Corría 2005. El diario La Nación publicó una carta de lectores mía titulada “Terror en Londres”, que ambicionaba explicar el fenómeno del terrorismo y los atentados acaecidos en la capital del Reino Unido. Por entonces, el diario publicaba el correo electrónico de los autores de las notas para fomentar el intercambio epistolar entre lectores y escritores. WhatsApp no existía y los teléfonos celulares no tenían vinculación con la bandeja de entrada del correo electrónico; ergo, no emitían ninguna alerta ante la llegada de un nuevo mensaje.

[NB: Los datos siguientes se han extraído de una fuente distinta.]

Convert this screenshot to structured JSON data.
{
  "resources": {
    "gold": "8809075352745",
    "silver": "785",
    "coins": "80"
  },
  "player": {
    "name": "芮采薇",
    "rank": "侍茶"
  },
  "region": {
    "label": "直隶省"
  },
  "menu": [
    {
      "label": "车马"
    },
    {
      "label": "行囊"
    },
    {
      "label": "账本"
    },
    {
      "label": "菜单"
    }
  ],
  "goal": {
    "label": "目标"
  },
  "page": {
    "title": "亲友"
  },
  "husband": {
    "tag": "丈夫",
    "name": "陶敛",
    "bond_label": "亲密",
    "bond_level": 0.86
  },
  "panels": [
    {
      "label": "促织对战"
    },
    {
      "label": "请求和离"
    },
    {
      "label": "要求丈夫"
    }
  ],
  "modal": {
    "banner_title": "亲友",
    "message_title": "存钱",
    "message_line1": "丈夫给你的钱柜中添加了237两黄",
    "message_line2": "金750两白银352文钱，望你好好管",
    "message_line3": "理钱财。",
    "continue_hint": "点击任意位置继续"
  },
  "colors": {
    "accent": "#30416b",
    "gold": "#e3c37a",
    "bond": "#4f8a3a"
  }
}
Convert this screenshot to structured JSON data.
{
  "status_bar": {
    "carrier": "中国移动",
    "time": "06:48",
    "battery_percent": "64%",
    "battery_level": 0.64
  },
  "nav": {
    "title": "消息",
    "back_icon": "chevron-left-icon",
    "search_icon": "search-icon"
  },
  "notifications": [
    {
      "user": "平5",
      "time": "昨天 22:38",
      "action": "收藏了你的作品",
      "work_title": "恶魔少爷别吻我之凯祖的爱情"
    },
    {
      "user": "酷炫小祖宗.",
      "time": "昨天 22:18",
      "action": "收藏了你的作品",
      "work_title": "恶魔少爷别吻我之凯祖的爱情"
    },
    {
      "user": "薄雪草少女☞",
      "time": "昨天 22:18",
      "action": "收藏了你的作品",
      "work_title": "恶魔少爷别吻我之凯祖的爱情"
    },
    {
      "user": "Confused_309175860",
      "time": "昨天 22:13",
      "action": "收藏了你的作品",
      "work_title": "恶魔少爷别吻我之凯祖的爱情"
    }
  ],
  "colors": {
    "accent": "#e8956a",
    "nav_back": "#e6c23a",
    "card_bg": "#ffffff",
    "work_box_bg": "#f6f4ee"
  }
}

Recuerdo que ese día yo estaba viajando. Llegué a destino a las 22. Cené y, como un ejercicio de rutina, ingresé a mi computadora para leer los correos recibidos. Me encontré con muchos remitentes desconocidos. De repente, observé que un e-mail decía en el asunto: “De parte de Bernardo Neustadt”. Lo abrí y leí un texto impecable, escrito por unas manos que conocían muy bien el oficio de coser letras con tinta.
Invitación especial
Era Bernardo Neustadt, el conductor del emblemático programa político Tiempo nuevo. Había leído la nota, le había interesado la precisión conceptual esgrimida para analizar el flagelo del terrorismo, me invitaba a su programa y me dejaba un número de teléfono para que lo contactara. Y aclaraba, en negrita, que iba a estar esperando mi llamado.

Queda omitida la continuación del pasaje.